For datetimes on or after 01jan1904 00:00:00, Excel 1904 Date System stores datetimes as days plus fraction of day since 01jan1904 00:00:00. To convert with a one-second resolution to a Stata datetime,

 
    . gen double statatime = round((exceltime+td(01jan1904))*86400)*1000
    . format statatime %tc

 
Open Office

Open Office uses the Excel, 1900 Date System.

 
Why Stata has two datetime encodings

We have just seen that most packages assume 86,400 seconds/day, but that one instead uses UTC time, in which days have 86,400 or 86,401 seconds, depending. Stata provides both datetime encodings, called %tc and %tC. That turned out to be convenient in translating times from other packages. Stata will even let you switch from one to the other using the cofC() and Cofc functions, so you know you should be asking, which should I use?
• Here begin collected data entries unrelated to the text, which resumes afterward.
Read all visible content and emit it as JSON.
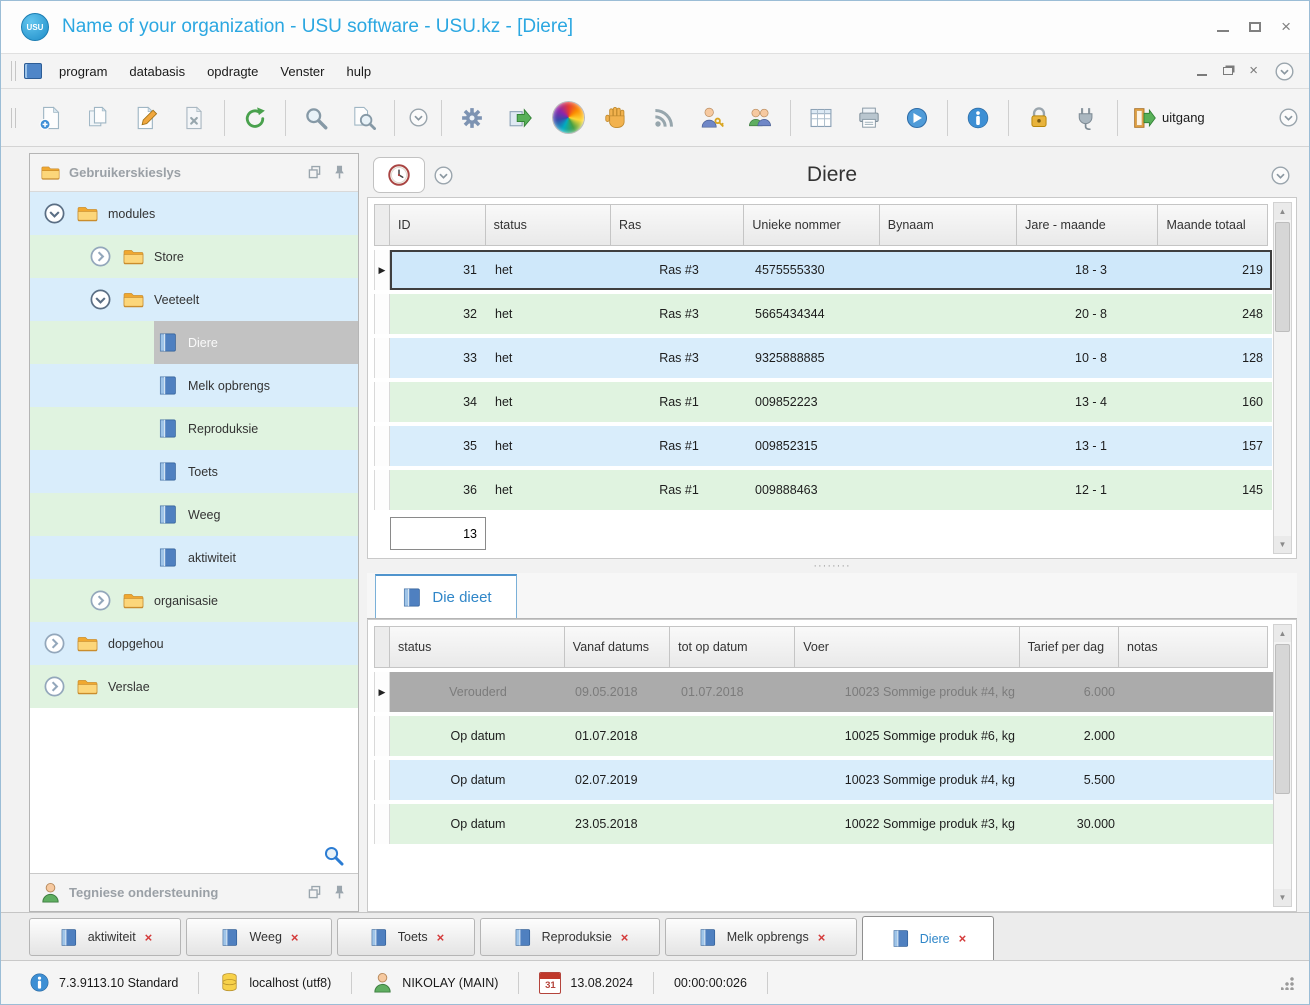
{
  "window": {
    "title": "Name of your organization - USU software - USU.kz - [Diere]",
    "logo_text": "USU"
  },
  "menubar": {
    "items": [
      "program",
      "databasis",
      "opdragte",
      "Venster",
      "hulp"
    ]
  },
  "toolbar": {
    "exit_label": "uitgang"
  },
  "sidebar": {
    "title": "Gebruikerskieslys",
    "support_title": "Tegniese ondersteuning",
    "tree": [
      {
        "label": "modules"
      },
      {
        "label": "Store"
      },
      {
        "label": "Veeteelt"
      },
      {
        "label": "Diere"
      },
      {
        "label": "Melk opbrengs"
      },
      {
        "label": "Reproduksie"
      },
      {
        "label": "Toets"
      },
      {
        "label": "Weeg"
      },
      {
        "label": "aktiwiteit"
      },
      {
        "label": "organisasie"
      },
      {
        "label": "dopgehou"
      },
      {
        "label": "Verslae"
      }
    ]
  },
  "main": {
    "title": "Diere",
    "columns": [
      "ID",
      "status",
      "Ras",
      "Unieke nommer",
      "Bynaam",
      "Jare - maande",
      "Maande totaal"
    ],
    "rows": [
      [
        "31",
        "het",
        "Ras #3",
        "4575555330",
        "",
        "18 - 3",
        "219"
      ],
      [
        "32",
        "het",
        "Ras #3",
        "5665434344",
        "",
        "20 - 8",
        "248"
      ],
      [
        "33",
        "het",
        "Ras #3",
        "9325888885",
        "",
        "10 - 8",
        "128"
      ],
      [
        "34",
        "het",
        "Ras #1",
        "009852223",
        "",
        "13 - 4",
        "160"
      ],
      [
        "35",
        "het",
        "Ras #1",
        "009852315",
        "",
        "13 - 1",
        "157"
      ],
      [
        "36",
        "het",
        "Ras #1",
        "009888463",
        "",
        "12 - 1",
        "145"
      ]
    ],
    "filter_value": "13"
  },
  "detail": {
    "tab_label": "Die dieet",
    "columns": [
      "status",
      "Vanaf datums",
      "tot op datum",
      "Voer",
      "Tarief per dag",
      "notas"
    ],
    "rows": [
      [
        "Verouderd",
        "09.05.2018",
        "01.07.2018",
        "10023 Sommige produk #4, kg",
        "6.000",
        ""
      ],
      [
        "Op datum",
        "01.07.2018",
        "",
        "10025 Sommige produk #6, kg",
        "2.000",
        ""
      ],
      [
        "Op datum",
        "02.07.2019",
        "",
        "10023 Sommige produk #4, kg",
        "5.500",
        ""
      ],
      [
        "Op datum",
        "23.05.2018",
        "",
        "10022 Sommige produk #3, kg",
        "30.000",
        ""
      ]
    ]
  },
  "tabs": {
    "items": [
      "aktiwiteit",
      "Weeg",
      "Toets",
      "Reproduksie",
      "Melk opbrengs",
      "Diere"
    ]
  },
  "statusbar": {
    "version": "7.3.9113.10 Standard",
    "host": "localhost (utf8)",
    "user": "NIKOLAY (MAIN)",
    "calendar_day": "31",
    "date": "13.08.2024",
    "time": "00:00:00:026"
  },
  "colors": {
    "accent_blue": "#2ba7e1",
    "row_blue": "#d9edfb",
    "row_green": "#e0f3e0",
    "selected_gray": "#ababab"
  }
}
Stata’s %tc format assumes that there are 24*60*60*1,000 ms per day — 86,400 seconds per day — just as an atomic clock does. Atomic clocks count oscillations between the nucleus and electrons of an atom and thus provide a measurement of the real passage of time.

Time of day measurements have historically been based on astronomical observation, which is a fancy way of saying, based on looking at the sun. The sun should be at its highest point at noon, right? So however you kept track of time — falling grains of sand or a wound up spring — you periodically reset your clock and then went about your business. In olden times it was understood that the 60 seconds per minute, 60 minutes per hour, 24 hours per day, were theoretical goals that no mechanical device could reproduce accurately. These days, we have have more accurate definitions for measuring time. A second is 9,192,631,770 periods of the radiation corresponding to the transition between two levels of the ground state of caesium 133. Obviously we have better equipment than the ancients, so problem solved, right? Wrong. There are two problems. The formal definition of a second is just a little too short to match length of a day, and the Earth’s rotation is slowing down.
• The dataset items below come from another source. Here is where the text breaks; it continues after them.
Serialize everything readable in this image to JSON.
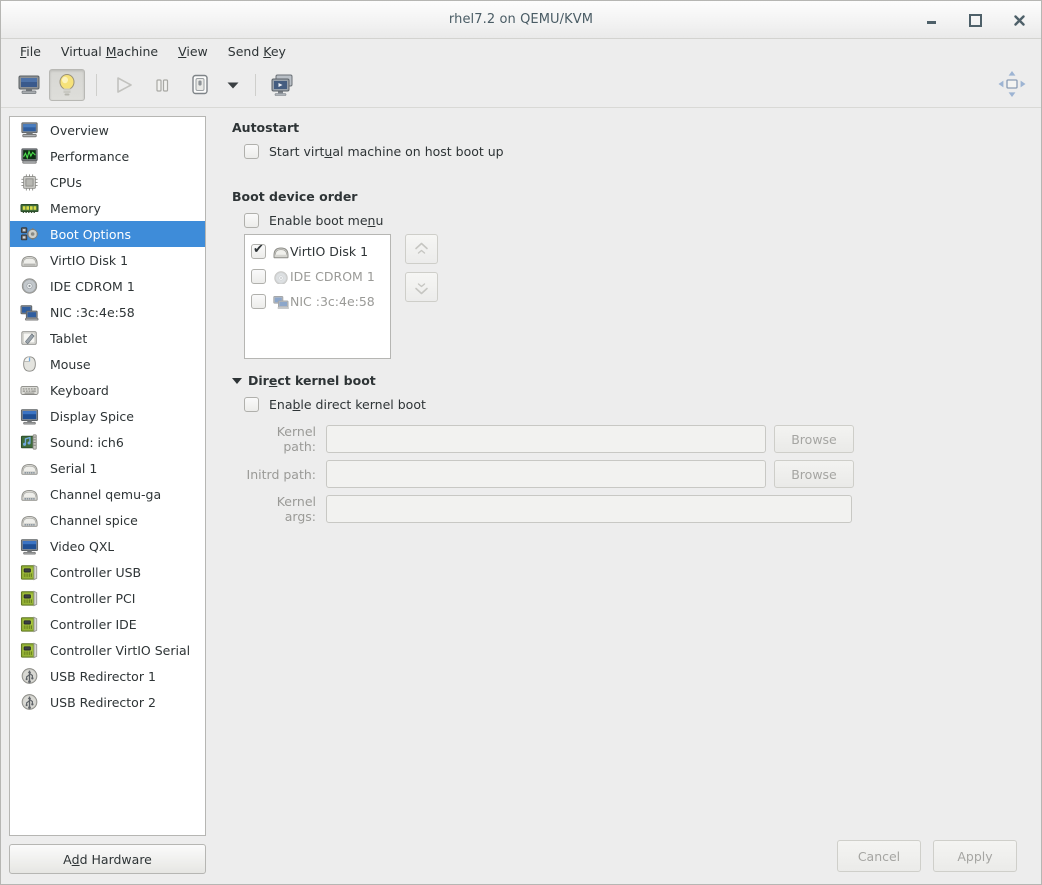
{
  "window": {
    "title": "rhel7.2 on QEMU/KVM",
    "minimize_label": "–",
    "maximize_label": "▫",
    "close_label": "✖"
  },
  "menubar": {
    "items": [
      {
        "pre": "",
        "key": "F",
        "post": "ile",
        "name": "menu-file"
      },
      {
        "pre": "Virtual ",
        "key": "M",
        "post": "achine",
        "name": "menu-virtual-machine"
      },
      {
        "pre": "",
        "key": "V",
        "post": "iew",
        "name": "menu-view"
      },
      {
        "pre": "Send ",
        "key": "K",
        "post": "ey",
        "name": "menu-send-key"
      }
    ]
  },
  "toolbar": {
    "buttons": [
      {
        "icon": "console-monitor-icon",
        "name": "show-console-button",
        "pressed": false,
        "enabled": true
      },
      {
        "icon": "lightbulb-details-icon",
        "name": "show-details-button",
        "pressed": true,
        "enabled": true
      },
      {
        "icon": "play-icon",
        "name": "run-button",
        "pressed": false,
        "enabled": false
      },
      {
        "icon": "pause-icon",
        "name": "pause-button",
        "pressed": false,
        "enabled": true
      },
      {
        "icon": "shutdown-icon",
        "name": "shutdown-button",
        "pressed": false,
        "enabled": true
      }
    ],
    "dropdown_icon": "chevron-down-icon",
    "snapshots_icon": "snapshots-icon",
    "fullscreen_icon": "fullscreen-expand-icon"
  },
  "sidebar": {
    "items": [
      {
        "label": "Overview",
        "icon": "monitor-icon",
        "selected": false
      },
      {
        "label": "Performance",
        "icon": "performance-graph-icon",
        "selected": false
      },
      {
        "label": "CPUs",
        "icon": "cpu-chip-icon",
        "selected": false
      },
      {
        "label": "Memory",
        "icon": "memory-stick-icon",
        "selected": false
      },
      {
        "label": "Boot Options",
        "icon": "boot-options-icon",
        "selected": true
      },
      {
        "label": "VirtIO Disk 1",
        "icon": "harddisk-icon",
        "selected": false
      },
      {
        "label": "IDE CDROM 1",
        "icon": "cdrom-icon",
        "selected": false
      },
      {
        "label": "NIC :3c:4e:58",
        "icon": "network-icon",
        "selected": false
      },
      {
        "label": "Tablet",
        "icon": "tablet-icon",
        "selected": false
      },
      {
        "label": "Mouse",
        "icon": "mouse-icon",
        "selected": false
      },
      {
        "label": "Keyboard",
        "icon": "keyboard-icon",
        "selected": false
      },
      {
        "label": "Display Spice",
        "icon": "display-icon",
        "selected": false
      },
      {
        "label": "Sound: ich6",
        "icon": "sound-icon",
        "selected": false
      },
      {
        "label": "Serial 1",
        "icon": "serial-icon",
        "selected": false
      },
      {
        "label": "Channel qemu-ga",
        "icon": "serial-icon",
        "selected": false
      },
      {
        "label": "Channel spice",
        "icon": "serial-icon",
        "selected": false
      },
      {
        "label": "Video QXL",
        "icon": "display-icon",
        "selected": false
      },
      {
        "label": "Controller USB",
        "icon": "controller-card-icon",
        "selected": false
      },
      {
        "label": "Controller PCI",
        "icon": "controller-card-icon",
        "selected": false
      },
      {
        "label": "Controller IDE",
        "icon": "controller-card-icon",
        "selected": false
      },
      {
        "label": "Controller VirtIO Serial",
        "icon": "controller-card-icon",
        "selected": false
      },
      {
        "label": "USB Redirector 1",
        "icon": "usb-icon",
        "selected": false
      },
      {
        "label": "USB Redirector 2",
        "icon": "usb-icon",
        "selected": false
      }
    ],
    "add_hardware": {
      "pre": "A",
      "key": "d",
      "post": "d Hardware"
    }
  },
  "main": {
    "autostart": {
      "heading": "Autostart",
      "checkbox": {
        "pre": "Start virt",
        "key": "u",
        "post": "al machine on host boot up",
        "checked": false
      }
    },
    "boot_order": {
      "heading": "Boot device order",
      "enable_boot_menu": {
        "pre": "Enable boot me",
        "key": "n",
        "post": "u",
        "checked": false
      },
      "devices": [
        {
          "label": "VirtIO Disk 1",
          "icon": "harddisk-small-icon",
          "checked": true,
          "enabled": true
        },
        {
          "label": "IDE CDROM 1",
          "icon": "cdrom-small-icon",
          "checked": false,
          "enabled": false
        },
        {
          "label": "NIC :3c:4e:58",
          "icon": "network-small-icon",
          "checked": false,
          "enabled": false
        }
      ],
      "move_up_icon": "double-chevron-up-icon",
      "move_down_icon": "double-chevron-down-icon"
    },
    "direct_kernel": {
      "heading": {
        "pre": "Dir",
        "key": "e",
        "post": "ct kernel boot"
      },
      "expanded": true,
      "enable_checkbox": {
        "pre": "Ena",
        "key": "b",
        "post": "le direct kernel boot",
        "checked": false
      },
      "fields": [
        {
          "label": "Kernel path:",
          "value": "",
          "browse": "Browse",
          "name": "kernel-path"
        },
        {
          "label": "Initrd path:",
          "value": "",
          "browse": "Browse",
          "name": "initrd-path"
        },
        {
          "label": "Kernel args:",
          "value": "",
          "browse": null,
          "name": "kernel-args"
        }
      ]
    }
  },
  "footer": {
    "cancel_label": "Cancel",
    "apply_label": "Apply"
  },
  "colors": {
    "selection_blue": "#3e8cd9",
    "window_bg": "#ededed",
    "list_bg": "#ffffff",
    "disabled_text": "#9a9a97"
  }
}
As a result, since 1972 leap seconds have been added to atomic clocks once or twice a year to keep time measurements in synchronization with the earth’s rotation. Unlike leap years, however, there is no formula for predicting when leap seconds will occur. The Earth may be on average slowing down, but there is a large random component to that. As a result, leap seconds are determined by committee and announced 6 months before they are inserted. Leap seconds are added, if necessary, on the end of the day on June 30 and December 31 of the year. The inserted times are designated as 23:59:60.
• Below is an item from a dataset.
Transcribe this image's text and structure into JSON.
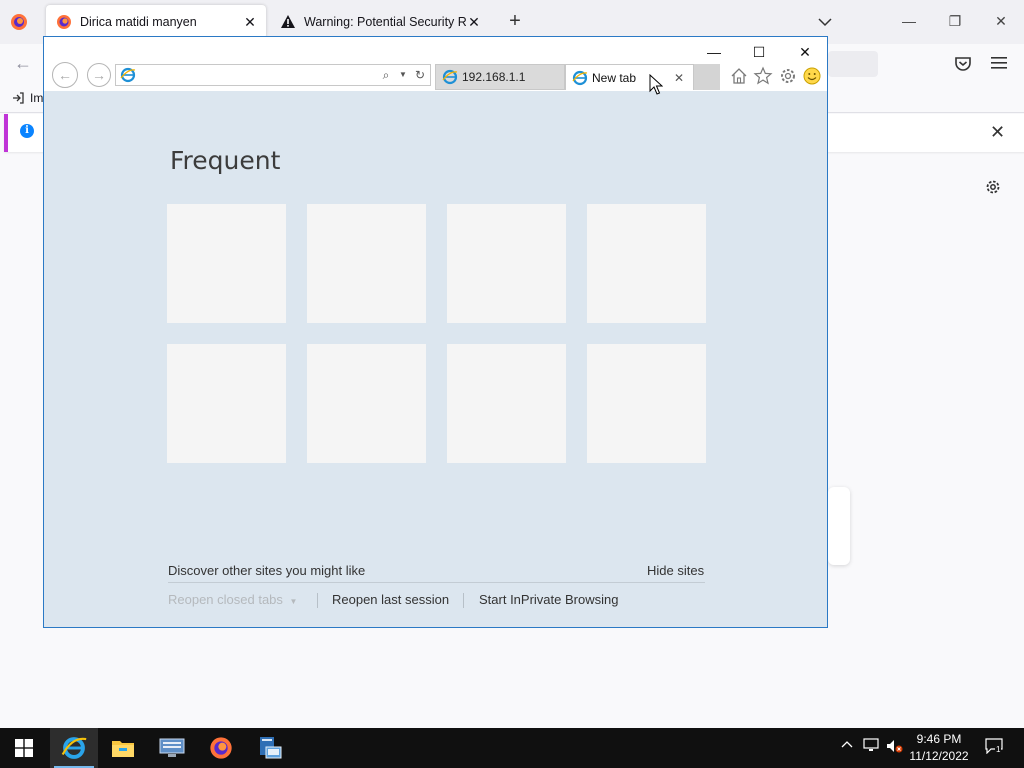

Unadjusted atomic clocks may accurately mark the passage of real time, but you need to understand that leap seconds are every bit as real as every other second of the year. Once a leap second is inserted, it ticks just like any other second and real things can happen during that tick.

You may have heard of terms such as GMT and UTC.

GMT is the old Greenwich Mean Time and is based on astronomical observation. GMT has been supplanted by UTC.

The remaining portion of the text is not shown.